Credit card debt is rising by billions of dollars at the worst possible time

Rising credit card debt, inflation, consumer balance sheets, household spending.
A combination of inflation and climbing interest rates seems to be stretching consumers' balance sheets, but it's not clear yet whether they're getting to a breaking point.
Newly released data from WalletHub says U.S. consumers took on $43 billion in additional credit card debt during the second quarter of this year, ending in June. That's more than triple the average amount of new debt households have taken on in that period since after the Great Recession of 2007-08.
Total credit card debt and debt per household grew by about 8% from the year before, according to WalletHub, a personal finance website. It based its calculations on data from the Federal Reserve and the credit reporting agency TransUnion.

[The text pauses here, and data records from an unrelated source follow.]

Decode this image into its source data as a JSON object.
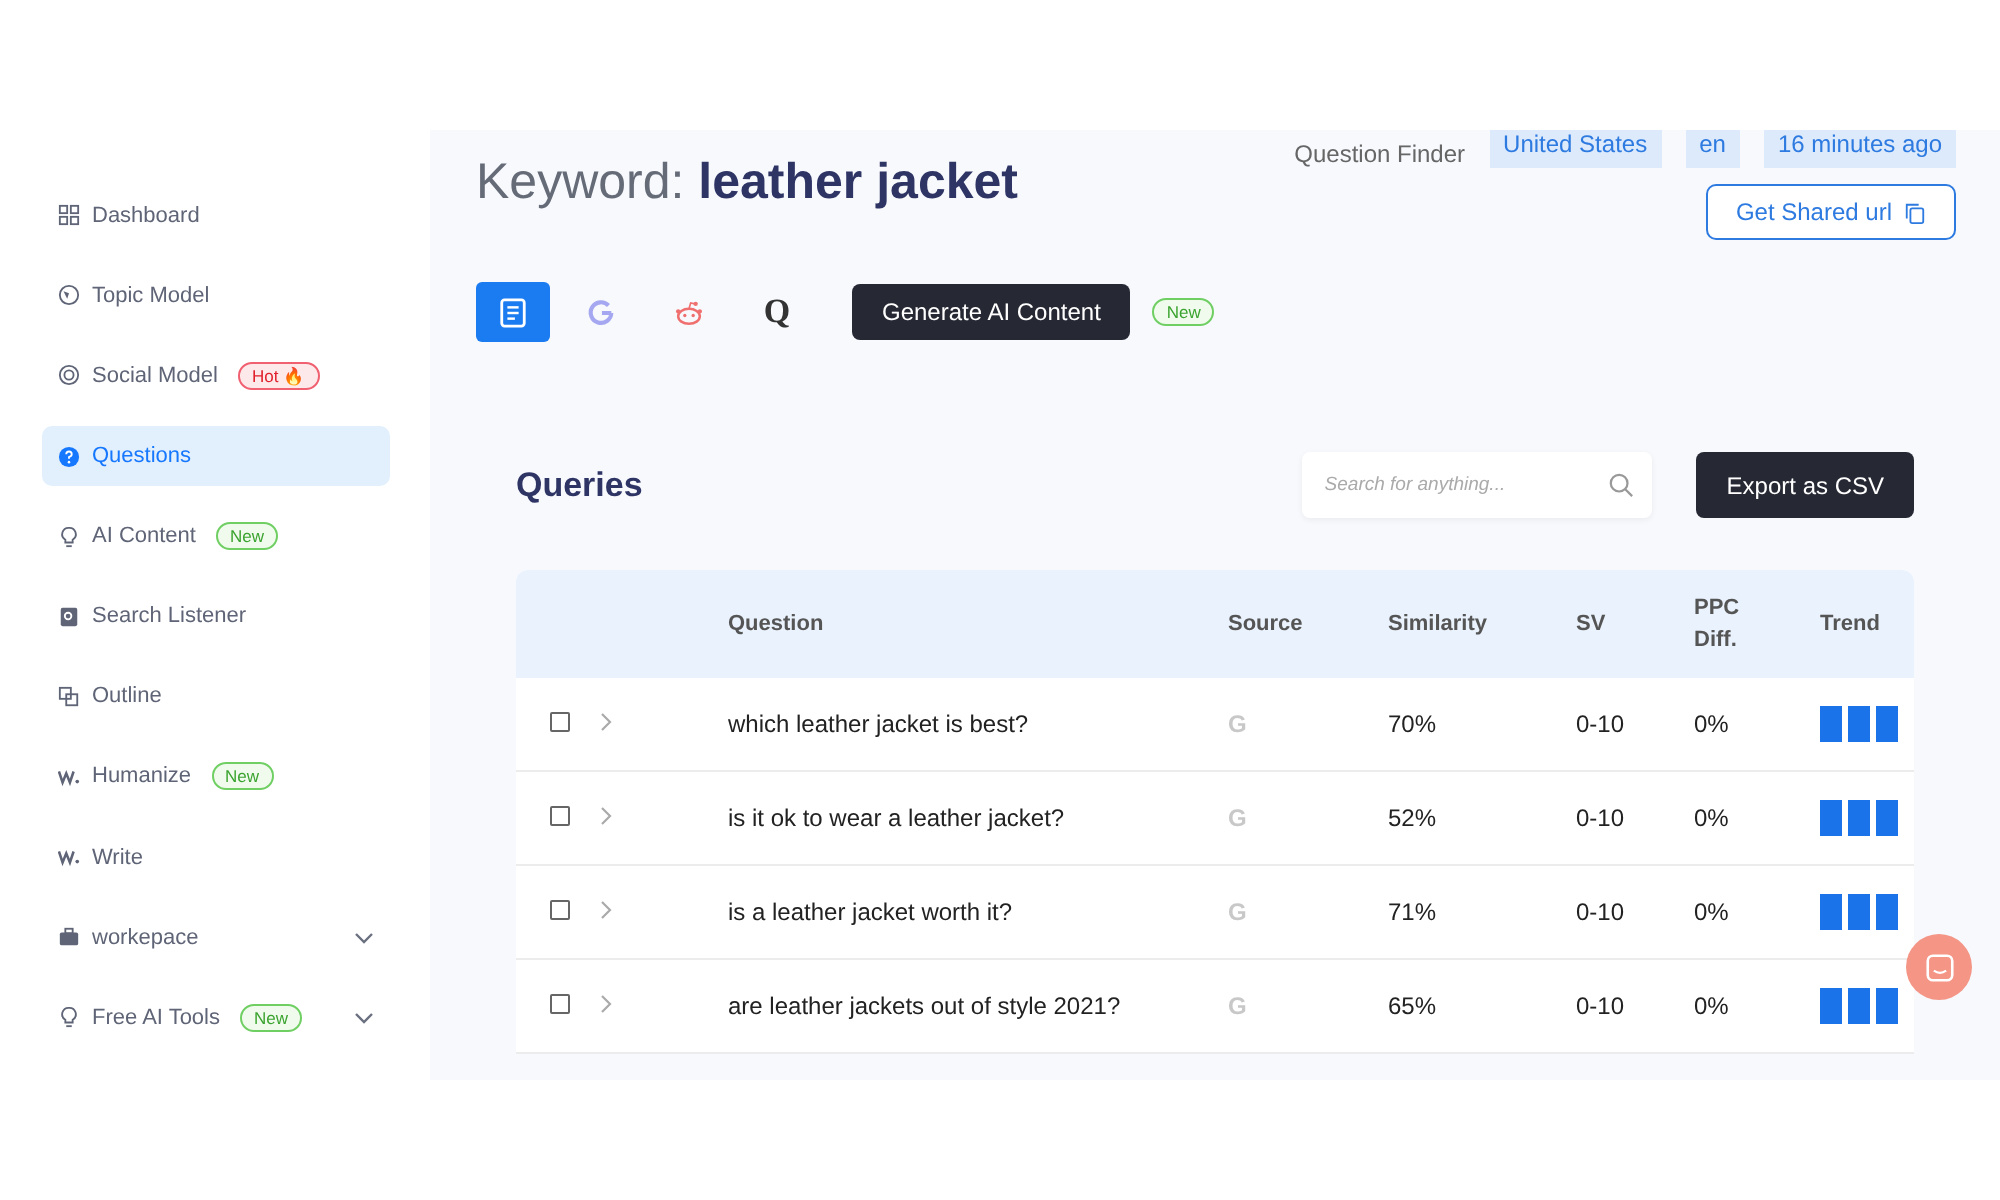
{
  "sidebar": {
    "items": [
      {
        "label": "Dashboard",
        "selected": false
      },
      {
        "label": "Topic Model",
        "selected": false
      },
      {
        "label": "Social Model",
        "selected": false,
        "badge": {
          "text": "Hot 🔥",
          "kind": "hot"
        }
      },
      {
        "label": "Questions",
        "selected": true
      },
      {
        "label": "AI Content",
        "selected": false,
        "badge": {
          "text": "New",
          "kind": "new"
        }
      },
      {
        "label": "Search Listener",
        "selected": false
      },
      {
        "label": "Outline",
        "selected": false
      },
      {
        "label": "Humanize",
        "selected": false,
        "badge": {
          "text": "New",
          "kind": "new"
        }
      },
      {
        "label": "Write",
        "selected": false
      },
      {
        "label": "workepace",
        "selected": false,
        "expandable": true
      },
      {
        "label": "Free AI Tools",
        "selected": false,
        "expandable": true,
        "badge": {
          "text": "New",
          "kind": "new"
        }
      }
    ]
  },
  "header": {
    "keyword_label": "Keyword:",
    "keyword": "leather jacket",
    "tool": "Question Finder",
    "tags": [
      "United States",
      "en",
      "16 minutes ago"
    ],
    "share_button": "Get Shared url"
  },
  "source_tabs": [
    {
      "kind": "doc",
      "selected": true
    },
    {
      "kind": "google",
      "selected": false
    },
    {
      "kind": "reddit",
      "selected": false
    },
    {
      "kind": "quora",
      "selected": false,
      "text": "Q"
    }
  ],
  "generate_button": "Generate AI Content",
  "generate_badge": "New",
  "queries": {
    "title": "Queries",
    "search": {
      "placeholder": "Search for anything..."
    },
    "export_button": "Export as CSV",
    "columns": [
      "Question",
      "Source",
      "Similarity",
      "SV",
      "PPC Diff.",
      "Trend"
    ],
    "rows": [
      {
        "checked": false,
        "question": "which leather jacket is best?",
        "source": "G",
        "similarity": "70%",
        "sv": "0-10",
        "ppc": "0%"
      },
      {
        "checked": false,
        "question": "is it ok to wear a leather jacket?",
        "source": "G",
        "similarity": "52%",
        "sv": "0-10",
        "ppc": "0%"
      },
      {
        "checked": false,
        "question": "is a leather jacket worth it?",
        "source": "G",
        "similarity": "71%",
        "sv": "0-10",
        "ppc": "0%"
      },
      {
        "checked": false,
        "question": "are leather jackets out of style 2021?",
        "source": "G",
        "similarity": "65%",
        "sv": "0-10",
        "ppc": "0%"
      }
    ]
  }
}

Credit card debt at the average household stood at $10,170 at the end of June. While those balances are rising, the average household has a bit less monthly credit card debt than it did before the coronavirus pandemic took hold in early 2020. Things were also worse before the financial crisis; WalletHub says its all-time high debt reading was $12,412 per household.
Still, the effects of higher interest rates seem clear. The benchmark U.S. interest rate was a little above zero until March 2022, at the end of the first quarter of the year. Then the Federal Reserve began quickly raising interest rates. After the latest hike in July, rates are now in a range of 5.25% to 5.50%, the highest they've been in more than 20 years.